Renna, cont'd.: I mean, we have to balance this, what is obviously the tremendous challenge for this upcoming decision, with what I feel hopeful about, which is a current generation that is that has grown up and is coming of age in a culture where there’s much more acceptance than when I was their age. And so they need to take that and go with it. Kids who, like my daughter, will shrug their shoulders or your kids, Dawn, who shrug their shoulders at this, but hopefully they won’t just do that, will realize that it’s still incredibly important to remain engaged and involved, because for all the progress we make we’re seeing now, the pendulum can swing back the other way.
The other side sees an opportunity or an advantage. And certainly they did see that with the Supreme Court, with local elections, school boards, the upcoming midterms. You don’t want it to be all doom and gloom, but the reality is that it’s pretty scary. It is the beginning. It’s not the end, as we know.
Jones: I think that the most important thing is that people need to understand that control over our bodies is control over our lives. And that’s true for every single person. And that if you begin to legislate what the state can tell you what you can do with your body, whether or not you have to give birth or whether or not you cannot engage in gender affirming care, or whether or not you can not have contraception and on and on and on.
Ennis: How do you remain calm and focused in the face of this?
Jones: Well, I think two things. I think, one, I have a perspective that these fights play out over a long period of time in American history. When you look at them, we have to understand that like these are really long fights and that there’s no loss in American politics that is permanent and neither is any gain. It is a constant struggle. And I think adjusting our idea that there’s certain things that are permanent, and therefore, when people thought that these issues were permanent, they relax and move on.

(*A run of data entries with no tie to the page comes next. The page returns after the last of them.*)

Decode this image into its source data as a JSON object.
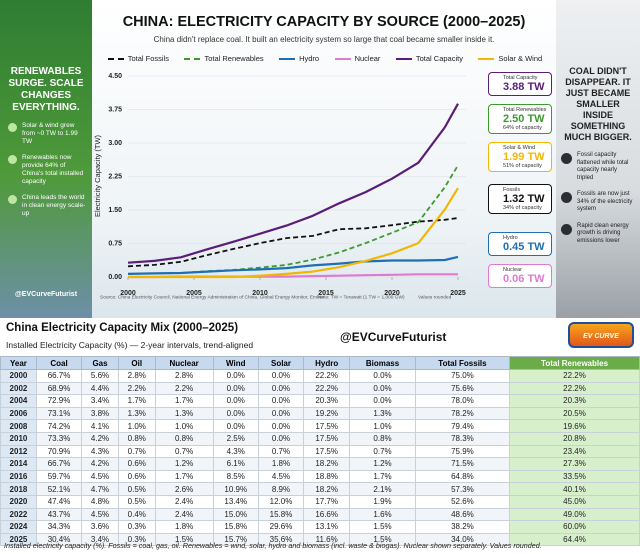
{
  "header": {
    "title": "CHINA: ELECTRICITY CAPACITY BY SOURCE (2000–2025)",
    "subtitle": "China didn't replace coal. It built an electricity system so large that coal became smaller inside it."
  },
  "left_panel": {
    "headline": "RENEWABLES SURGE. SCALE CHANGES EVERYTHING.",
    "points": [
      "Solar & wind grew from ~0 TW to 1.99 TW",
      "Renewables now provide 64% of China's total installed capacity",
      "China leads the world in clean energy scale-up"
    ],
    "handle": "@EVCurveFuturist"
  },
  "right_panel": {
    "headline": "COAL DIDN'T DISAPPEAR. IT JUST BECAME SMALLER INSIDE SOMETHING MUCH BIGGER.",
    "points": [
      "Fossil capacity flattened while total capacity nearly tripled",
      "Fossils are now just 34% of the electricity system",
      "Rapid clean energy growth is driving emissions lower"
    ]
  },
  "chart_data": {
    "type": "line",
    "y_label": "Electricity Capacity (TW)",
    "x": [
      2000,
      2002,
      2004,
      2006,
      2008,
      2010,
      2012,
      2014,
      2016,
      2018,
      2020,
      2022,
      2024,
      2025
    ],
    "xlim": [
      2000,
      2025
    ],
    "xticks": [
      2000,
      2005,
      2010,
      2015,
      2020,
      2025
    ],
    "ylim": [
      0,
      4.5
    ],
    "yticks": [
      {
        "value": 0,
        "label": "0.00"
      },
      0.75,
      {
        "value": 1.5,
        "label": "1.50"
      },
      2.25,
      {
        "value": 3,
        "label": "3.00"
      },
      3.75,
      {
        "value": 4.5,
        "label": "4.50"
      }
    ],
    "grid": true,
    "series": [
      {
        "name": "Total Fossils",
        "color": "#111111",
        "dash": true,
        "values": [
          0.24,
          0.27,
          0.34,
          0.49,
          0.63,
          0.76,
          0.87,
          0.92,
          1.07,
          1.09,
          1.16,
          1.24,
          1.28,
          1.32
        ]
      },
      {
        "name": "Total Renewables",
        "color": "#3c9a2e",
        "dash": true,
        "values": [
          0.07,
          0.08,
          0.09,
          0.13,
          0.16,
          0.21,
          0.27,
          0.39,
          0.55,
          0.76,
          0.99,
          1.23,
          2.01,
          2.5
        ]
      },
      {
        "name": "Hydro",
        "color": "#1f6fb5",
        "dash": false,
        "values": [
          0.07,
          0.08,
          0.09,
          0.12,
          0.15,
          0.17,
          0.2,
          0.26,
          0.3,
          0.35,
          0.37,
          0.37,
          0.38,
          0.45
        ]
      },
      {
        "name": "Nuclear",
        "color": "#e07ad0",
        "dash": false,
        "values": [
          0,
          0,
          0.01,
          0.01,
          0.01,
          0.01,
          0.01,
          0.02,
          0.03,
          0.04,
          0.05,
          0.06,
          0.06,
          0.06
        ]
      },
      {
        "name": "Total Capacity",
        "color": "#5a1e78",
        "dash": false,
        "values": [
          0.32,
          0.36,
          0.44,
          0.62,
          0.79,
          0.97,
          1.15,
          1.37,
          1.65,
          1.9,
          2.2,
          2.56,
          3.35,
          3.88
        ]
      },
      {
        "name": "Solar & Wind",
        "color": "#f2b705",
        "dash": false,
        "values": [
          0,
          0,
          0,
          0,
          0,
          0.03,
          0.07,
          0.12,
          0.22,
          0.36,
          0.53,
          0.76,
          1.51,
          1.99
        ]
      }
    ],
    "callouts": [
      {
        "name": "Total Capacity",
        "value": "3.88 TW",
        "color": "#5a1e78"
      },
      {
        "name": "Total Renewables",
        "value": "2.50 TW",
        "share": "64% of capacity",
        "color": "#3c9a2e"
      },
      {
        "name": "Solar & Wind",
        "value": "1.99 TW",
        "share": "51% of capacity",
        "color": "#f2b705"
      },
      {
        "name": "Fossils",
        "value": "1.32 TW",
        "share": "34% of capacity",
        "color": "#111111"
      },
      {
        "name": "Hydro",
        "value": "0.45 TW",
        "color": "#1f6fb5"
      },
      {
        "name": "Nuclear",
        "value": "0.06 TW",
        "color": "#e07ad0"
      }
    ]
  },
  "source": {
    "text": "Source: China Electricity Council, National Energy Administration of China, Global Energy Monitor, Ember",
    "note": "Note: TW = Terawatt (1 TW = 1,000 GW)",
    "rounding": "Values rounded"
  },
  "table": {
    "title": "China Electricity Capacity Mix (2000–2025)",
    "subtitle": "Installed Electricity Capacity (%) — 2-year intervals, trend-aligned",
    "handle": "@EVCurveFuturist",
    "logo": "EV CURVE FUTURIST",
    "columns": [
      "Year",
      "Coal",
      "Gas",
      "Oil",
      "Nuclear",
      "Wind",
      "Solar",
      "Hydro",
      "Biomass",
      "Total Fossils",
      "Total Renewables"
    ],
    "rows": [
      [
        "2000",
        "66.7%",
        "5.6%",
        "2.8%",
        "2.8%",
        "0.0%",
        "0.0%",
        "22.2%",
        "0.0%",
        "75.0%",
        "22.2%"
      ],
      [
        "2002",
        "68.9%",
        "4.4%",
        "2.2%",
        "2.2%",
        "0.0%",
        "0.0%",
        "22.2%",
        "0.0%",
        "75.6%",
        "22.2%"
      ],
      [
        "2004",
        "72.9%",
        "3.4%",
        "1.7%",
        "1.7%",
        "0.0%",
        "0.0%",
        "20.3%",
        "0.0%",
        "78.0%",
        "20.3%"
      ],
      [
        "2006",
        "73.1%",
        "3.8%",
        "1.3%",
        "1.3%",
        "0.0%",
        "0.0%",
        "19.2%",
        "1.3%",
        "78.2%",
        "20.5%"
      ],
      [
        "2008",
        "74.2%",
        "4.1%",
        "1.0%",
        "1.0%",
        "0.0%",
        "0.0%",
        "17.5%",
        "1.0%",
        "79.4%",
        "19.6%"
      ],
      [
        "2010",
        "73.3%",
        "4.2%",
        "0.8%",
        "0.8%",
        "2.5%",
        "0.0%",
        "17.5%",
        "0.8%",
        "78.3%",
        "20.8%"
      ],
      [
        "2012",
        "70.9%",
        "4.3%",
        "0.7%",
        "0.7%",
        "4.3%",
        "0.7%",
        "17.5%",
        "0.7%",
        "75.9%",
        "23.4%"
      ],
      [
        "2014",
        "66.7%",
        "4.2%",
        "0.6%",
        "1.2%",
        "6.1%",
        "1.8%",
        "18.2%",
        "1.2%",
        "71.5%",
        "27.3%"
      ],
      [
        "2016",
        "59.7%",
        "4.5%",
        "0.6%",
        "1.7%",
        "8.5%",
        "4.5%",
        "18.8%",
        "1.7%",
        "64.8%",
        "33.5%"
      ],
      [
        "2018",
        "52.1%",
        "4.7%",
        "0.5%",
        "2.6%",
        "10.9%",
        "8.9%",
        "18.2%",
        "2.1%",
        "57.3%",
        "40.1%"
      ],
      [
        "2020",
        "47.4%",
        "4.8%",
        "0.5%",
        "2.4%",
        "13.4%",
        "12.0%",
        "17.7%",
        "1.9%",
        "52.6%",
        "45.0%"
      ],
      [
        "2022",
        "43.7%",
        "4.5%",
        "0.4%",
        "2.4%",
        "15.0%",
        "15.8%",
        "16.6%",
        "1.6%",
        "48.6%",
        "49.0%"
      ],
      [
        "2024",
        "34.3%",
        "3.6%",
        "0.3%",
        "1.8%",
        "15.8%",
        "29.6%",
        "13.1%",
        "1.5%",
        "38.2%",
        "60.0%"
      ],
      [
        "2025",
        "30.4%",
        "3.4%",
        "0.3%",
        "1.5%",
        "15.7%",
        "35.6%",
        "11.6%",
        "1.5%",
        "34.0%",
        "64.4%"
      ]
    ],
    "footnote": "Installed electricity capacity (%). Fossils = coal, gas, oil. Renewables = wind, solar, hydro and biomass (incl. waste & biogas). Nuclear shown separately. Values rounded."
  }
}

I remember when I was in high school and they would very much talk about, you know, back alley abortions, and abortion bans, as a thing of the past, and that we had really moved on and that was ancient history, and that the place the country was in was an entirely different place. Not really!
Jones, cont'd.: Always understand that every development in American history is highly caveated with a giant asterisk next to it. And I think that that’s one of the things that helps to keep me saying, and understanding, "Okay, this is where we are and this is what we have to do." And to not try to get into a massive panic because whatever happens is not going to be the last word. So I think that that’s one thing. "This is not going to be the end of the story." I mean, people are already finding ways to respond.

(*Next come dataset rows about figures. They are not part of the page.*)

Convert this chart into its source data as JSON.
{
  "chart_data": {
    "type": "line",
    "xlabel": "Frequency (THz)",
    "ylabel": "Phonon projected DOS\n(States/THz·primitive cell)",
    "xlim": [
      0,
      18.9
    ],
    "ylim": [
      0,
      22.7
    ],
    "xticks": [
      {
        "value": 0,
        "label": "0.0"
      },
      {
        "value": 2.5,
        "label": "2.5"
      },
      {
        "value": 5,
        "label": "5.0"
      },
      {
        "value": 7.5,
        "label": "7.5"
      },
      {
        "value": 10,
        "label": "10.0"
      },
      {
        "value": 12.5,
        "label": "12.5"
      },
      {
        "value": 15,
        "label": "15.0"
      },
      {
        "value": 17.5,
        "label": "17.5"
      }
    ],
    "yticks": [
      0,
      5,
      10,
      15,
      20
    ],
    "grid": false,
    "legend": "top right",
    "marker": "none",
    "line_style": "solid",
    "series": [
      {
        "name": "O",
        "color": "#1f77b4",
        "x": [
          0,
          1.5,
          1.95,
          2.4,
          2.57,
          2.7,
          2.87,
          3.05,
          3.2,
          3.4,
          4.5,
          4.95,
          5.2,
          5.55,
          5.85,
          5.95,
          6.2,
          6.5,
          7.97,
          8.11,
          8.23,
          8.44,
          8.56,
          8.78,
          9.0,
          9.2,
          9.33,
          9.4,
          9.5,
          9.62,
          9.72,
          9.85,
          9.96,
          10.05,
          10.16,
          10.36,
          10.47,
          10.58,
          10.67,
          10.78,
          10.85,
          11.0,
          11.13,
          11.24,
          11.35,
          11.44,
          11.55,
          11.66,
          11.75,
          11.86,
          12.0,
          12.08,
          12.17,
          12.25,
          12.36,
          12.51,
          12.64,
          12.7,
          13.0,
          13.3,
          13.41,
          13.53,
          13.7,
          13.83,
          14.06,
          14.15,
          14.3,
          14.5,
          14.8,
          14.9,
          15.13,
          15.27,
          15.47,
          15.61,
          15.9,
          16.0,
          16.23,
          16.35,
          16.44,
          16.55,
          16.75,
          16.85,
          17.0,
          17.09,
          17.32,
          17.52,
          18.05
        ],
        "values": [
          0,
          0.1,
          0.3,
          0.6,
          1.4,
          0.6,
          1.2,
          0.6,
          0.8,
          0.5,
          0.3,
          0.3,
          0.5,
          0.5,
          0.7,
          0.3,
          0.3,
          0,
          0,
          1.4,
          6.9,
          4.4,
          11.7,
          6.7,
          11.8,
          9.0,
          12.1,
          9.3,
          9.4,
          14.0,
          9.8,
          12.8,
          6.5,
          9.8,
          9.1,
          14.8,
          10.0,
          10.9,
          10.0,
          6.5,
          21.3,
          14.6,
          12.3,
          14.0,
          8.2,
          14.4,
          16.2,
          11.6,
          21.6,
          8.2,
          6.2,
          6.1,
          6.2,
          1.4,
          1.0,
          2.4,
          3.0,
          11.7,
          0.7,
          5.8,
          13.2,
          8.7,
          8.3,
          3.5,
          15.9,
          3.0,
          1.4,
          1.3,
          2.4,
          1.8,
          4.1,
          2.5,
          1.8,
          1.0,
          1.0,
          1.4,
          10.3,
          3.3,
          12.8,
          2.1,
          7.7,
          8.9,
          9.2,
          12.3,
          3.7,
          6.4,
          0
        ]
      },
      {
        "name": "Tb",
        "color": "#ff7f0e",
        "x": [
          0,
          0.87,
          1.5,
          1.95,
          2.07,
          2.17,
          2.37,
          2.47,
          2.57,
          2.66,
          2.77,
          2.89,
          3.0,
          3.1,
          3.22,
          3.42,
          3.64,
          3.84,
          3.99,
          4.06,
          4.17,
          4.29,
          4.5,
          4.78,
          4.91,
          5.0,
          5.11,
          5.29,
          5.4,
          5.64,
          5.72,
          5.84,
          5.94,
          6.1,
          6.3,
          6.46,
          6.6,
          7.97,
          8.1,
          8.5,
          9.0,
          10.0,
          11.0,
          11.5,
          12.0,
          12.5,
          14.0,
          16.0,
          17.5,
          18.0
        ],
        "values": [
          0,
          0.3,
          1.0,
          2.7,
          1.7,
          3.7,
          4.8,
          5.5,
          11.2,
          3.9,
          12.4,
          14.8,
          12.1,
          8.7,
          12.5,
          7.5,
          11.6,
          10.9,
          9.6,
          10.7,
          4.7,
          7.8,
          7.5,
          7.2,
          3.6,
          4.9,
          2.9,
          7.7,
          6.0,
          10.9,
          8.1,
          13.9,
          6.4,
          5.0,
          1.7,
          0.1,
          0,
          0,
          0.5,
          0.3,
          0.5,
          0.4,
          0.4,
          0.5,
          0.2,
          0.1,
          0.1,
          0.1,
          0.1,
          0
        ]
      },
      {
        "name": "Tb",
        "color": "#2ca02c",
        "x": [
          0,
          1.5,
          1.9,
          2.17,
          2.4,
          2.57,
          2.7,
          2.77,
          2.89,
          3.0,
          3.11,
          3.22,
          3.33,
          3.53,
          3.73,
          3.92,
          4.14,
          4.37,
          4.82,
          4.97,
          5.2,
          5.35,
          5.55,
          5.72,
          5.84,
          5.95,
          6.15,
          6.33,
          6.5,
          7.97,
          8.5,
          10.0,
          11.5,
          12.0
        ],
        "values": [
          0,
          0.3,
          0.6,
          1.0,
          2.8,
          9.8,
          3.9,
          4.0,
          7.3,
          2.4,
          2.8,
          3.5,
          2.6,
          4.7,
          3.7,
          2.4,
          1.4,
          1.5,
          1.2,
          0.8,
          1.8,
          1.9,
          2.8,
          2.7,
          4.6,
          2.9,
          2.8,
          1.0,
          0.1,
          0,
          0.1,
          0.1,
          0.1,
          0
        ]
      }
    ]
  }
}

And secondly, I think one of the things that I do to take care of myself are that I try to do things that connects me to my humanity as much as possible. So I like to cook. I like to read. I was just upstate for a couple of days, it was amazing. What nature did for me for just two days was really important for me and also just getting grounded in conversations with my friends and doing what I can to stay connected to people who I care about and who care about me. Because that’s really the only thing that’s going to get us through this period we’re about to go through.

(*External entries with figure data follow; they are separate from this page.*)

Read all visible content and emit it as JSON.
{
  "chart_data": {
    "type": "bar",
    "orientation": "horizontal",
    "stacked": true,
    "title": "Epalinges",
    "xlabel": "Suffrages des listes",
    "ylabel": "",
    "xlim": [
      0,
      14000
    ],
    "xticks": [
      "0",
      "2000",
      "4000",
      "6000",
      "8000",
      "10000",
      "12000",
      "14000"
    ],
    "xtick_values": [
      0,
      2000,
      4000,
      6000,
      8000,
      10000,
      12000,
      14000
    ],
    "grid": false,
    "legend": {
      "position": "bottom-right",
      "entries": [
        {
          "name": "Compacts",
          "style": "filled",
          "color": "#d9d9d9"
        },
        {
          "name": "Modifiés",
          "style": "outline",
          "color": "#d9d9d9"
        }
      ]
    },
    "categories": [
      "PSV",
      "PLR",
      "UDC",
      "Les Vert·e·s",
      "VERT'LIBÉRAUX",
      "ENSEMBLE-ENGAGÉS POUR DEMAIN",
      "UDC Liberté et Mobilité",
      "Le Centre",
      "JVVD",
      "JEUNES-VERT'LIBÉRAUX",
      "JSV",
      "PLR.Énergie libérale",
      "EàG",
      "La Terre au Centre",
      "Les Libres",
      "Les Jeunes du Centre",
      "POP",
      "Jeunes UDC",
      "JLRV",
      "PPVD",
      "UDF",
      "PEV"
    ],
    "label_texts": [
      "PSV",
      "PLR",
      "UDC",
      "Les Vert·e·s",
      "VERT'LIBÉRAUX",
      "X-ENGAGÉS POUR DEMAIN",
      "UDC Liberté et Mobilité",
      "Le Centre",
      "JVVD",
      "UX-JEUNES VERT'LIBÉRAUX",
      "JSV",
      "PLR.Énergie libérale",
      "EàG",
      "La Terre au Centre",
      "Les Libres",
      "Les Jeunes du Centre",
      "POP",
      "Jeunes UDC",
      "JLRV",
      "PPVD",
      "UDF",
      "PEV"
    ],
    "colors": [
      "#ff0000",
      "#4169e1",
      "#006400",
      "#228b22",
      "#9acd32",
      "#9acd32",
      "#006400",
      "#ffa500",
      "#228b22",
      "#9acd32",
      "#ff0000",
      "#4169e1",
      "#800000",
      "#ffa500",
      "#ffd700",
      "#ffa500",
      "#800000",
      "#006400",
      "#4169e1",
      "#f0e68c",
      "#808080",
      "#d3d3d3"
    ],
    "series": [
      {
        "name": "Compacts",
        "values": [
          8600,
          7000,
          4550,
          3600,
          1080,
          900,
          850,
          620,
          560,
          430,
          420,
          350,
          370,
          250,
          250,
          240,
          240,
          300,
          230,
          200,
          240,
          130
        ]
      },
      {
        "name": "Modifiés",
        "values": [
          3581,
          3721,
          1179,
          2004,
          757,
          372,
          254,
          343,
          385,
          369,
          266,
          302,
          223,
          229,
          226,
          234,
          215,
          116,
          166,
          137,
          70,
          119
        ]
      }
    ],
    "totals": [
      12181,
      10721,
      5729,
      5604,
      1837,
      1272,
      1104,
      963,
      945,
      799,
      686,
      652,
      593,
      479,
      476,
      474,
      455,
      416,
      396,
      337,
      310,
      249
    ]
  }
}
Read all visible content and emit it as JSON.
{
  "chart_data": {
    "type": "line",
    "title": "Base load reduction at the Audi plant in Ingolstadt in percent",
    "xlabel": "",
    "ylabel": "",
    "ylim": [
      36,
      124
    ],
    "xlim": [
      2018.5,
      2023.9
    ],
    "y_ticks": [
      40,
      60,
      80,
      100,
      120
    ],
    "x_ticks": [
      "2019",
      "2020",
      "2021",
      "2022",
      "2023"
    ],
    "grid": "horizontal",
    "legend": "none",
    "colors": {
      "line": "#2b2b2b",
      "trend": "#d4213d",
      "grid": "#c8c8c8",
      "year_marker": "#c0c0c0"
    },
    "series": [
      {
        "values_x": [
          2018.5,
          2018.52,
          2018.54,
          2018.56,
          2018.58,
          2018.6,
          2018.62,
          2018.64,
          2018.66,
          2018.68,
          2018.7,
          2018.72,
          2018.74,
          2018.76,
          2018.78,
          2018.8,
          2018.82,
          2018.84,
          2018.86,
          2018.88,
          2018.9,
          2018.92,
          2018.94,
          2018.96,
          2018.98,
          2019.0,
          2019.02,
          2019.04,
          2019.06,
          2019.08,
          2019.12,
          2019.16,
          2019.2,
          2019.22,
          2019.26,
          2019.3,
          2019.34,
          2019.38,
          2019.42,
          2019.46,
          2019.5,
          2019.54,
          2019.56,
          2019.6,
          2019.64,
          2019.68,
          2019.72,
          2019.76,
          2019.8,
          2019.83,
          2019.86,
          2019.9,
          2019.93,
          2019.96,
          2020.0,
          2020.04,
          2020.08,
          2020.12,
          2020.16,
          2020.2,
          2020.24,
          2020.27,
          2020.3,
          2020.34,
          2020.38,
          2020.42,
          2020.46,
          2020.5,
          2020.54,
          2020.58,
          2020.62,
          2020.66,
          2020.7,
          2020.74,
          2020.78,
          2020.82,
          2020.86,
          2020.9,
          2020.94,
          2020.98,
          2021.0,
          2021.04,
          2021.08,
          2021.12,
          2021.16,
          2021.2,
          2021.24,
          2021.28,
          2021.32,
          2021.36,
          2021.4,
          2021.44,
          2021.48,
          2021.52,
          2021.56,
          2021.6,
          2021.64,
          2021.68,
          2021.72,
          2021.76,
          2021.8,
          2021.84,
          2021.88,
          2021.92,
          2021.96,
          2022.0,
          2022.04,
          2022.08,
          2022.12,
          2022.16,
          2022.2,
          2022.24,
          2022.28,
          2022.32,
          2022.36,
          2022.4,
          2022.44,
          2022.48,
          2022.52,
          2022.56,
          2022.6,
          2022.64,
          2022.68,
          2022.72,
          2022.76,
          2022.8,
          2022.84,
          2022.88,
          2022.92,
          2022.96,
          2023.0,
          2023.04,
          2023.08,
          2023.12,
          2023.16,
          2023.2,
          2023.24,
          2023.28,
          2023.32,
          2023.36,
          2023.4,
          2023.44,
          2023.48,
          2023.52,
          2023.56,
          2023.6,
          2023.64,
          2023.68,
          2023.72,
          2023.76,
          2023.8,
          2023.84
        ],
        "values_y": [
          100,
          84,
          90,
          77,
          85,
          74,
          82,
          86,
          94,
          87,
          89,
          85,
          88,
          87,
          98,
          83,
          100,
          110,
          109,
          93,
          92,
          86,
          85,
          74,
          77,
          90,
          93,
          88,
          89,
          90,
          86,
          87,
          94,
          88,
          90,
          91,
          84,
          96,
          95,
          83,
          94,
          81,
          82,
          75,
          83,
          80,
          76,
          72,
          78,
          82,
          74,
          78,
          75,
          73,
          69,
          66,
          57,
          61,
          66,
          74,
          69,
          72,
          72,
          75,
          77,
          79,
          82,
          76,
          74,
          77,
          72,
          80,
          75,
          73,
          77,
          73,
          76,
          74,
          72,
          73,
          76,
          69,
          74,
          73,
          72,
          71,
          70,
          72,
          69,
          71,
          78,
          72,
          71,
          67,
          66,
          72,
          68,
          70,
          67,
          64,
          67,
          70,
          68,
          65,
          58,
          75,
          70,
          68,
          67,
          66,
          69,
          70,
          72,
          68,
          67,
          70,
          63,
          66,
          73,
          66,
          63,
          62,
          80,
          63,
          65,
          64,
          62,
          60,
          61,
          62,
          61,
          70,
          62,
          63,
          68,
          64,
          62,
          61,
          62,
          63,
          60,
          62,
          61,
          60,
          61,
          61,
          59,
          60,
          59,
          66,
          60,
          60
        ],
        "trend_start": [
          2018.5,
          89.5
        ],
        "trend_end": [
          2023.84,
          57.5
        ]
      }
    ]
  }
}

The thing that I say all the time is that there’s nothing about where we are that’s an accident, that this is just fulfilling a vision of the right wing and the Christian nationalist movement that they have dedicated themselves to since the 1980s. And so therefore, that means that if there is going to be a progressive vision that ultimately triumphs, that it needs the same kind of focus and dedication and that we have to be thinking on these big timelines. And the really hard work it is to move opinion in this country. I really am optimistic. I really do believe that we’re going to win. But I think that it’s going to get a lot worse before it gets a lot better. And I think we need to understand that where we are isn’t an accident.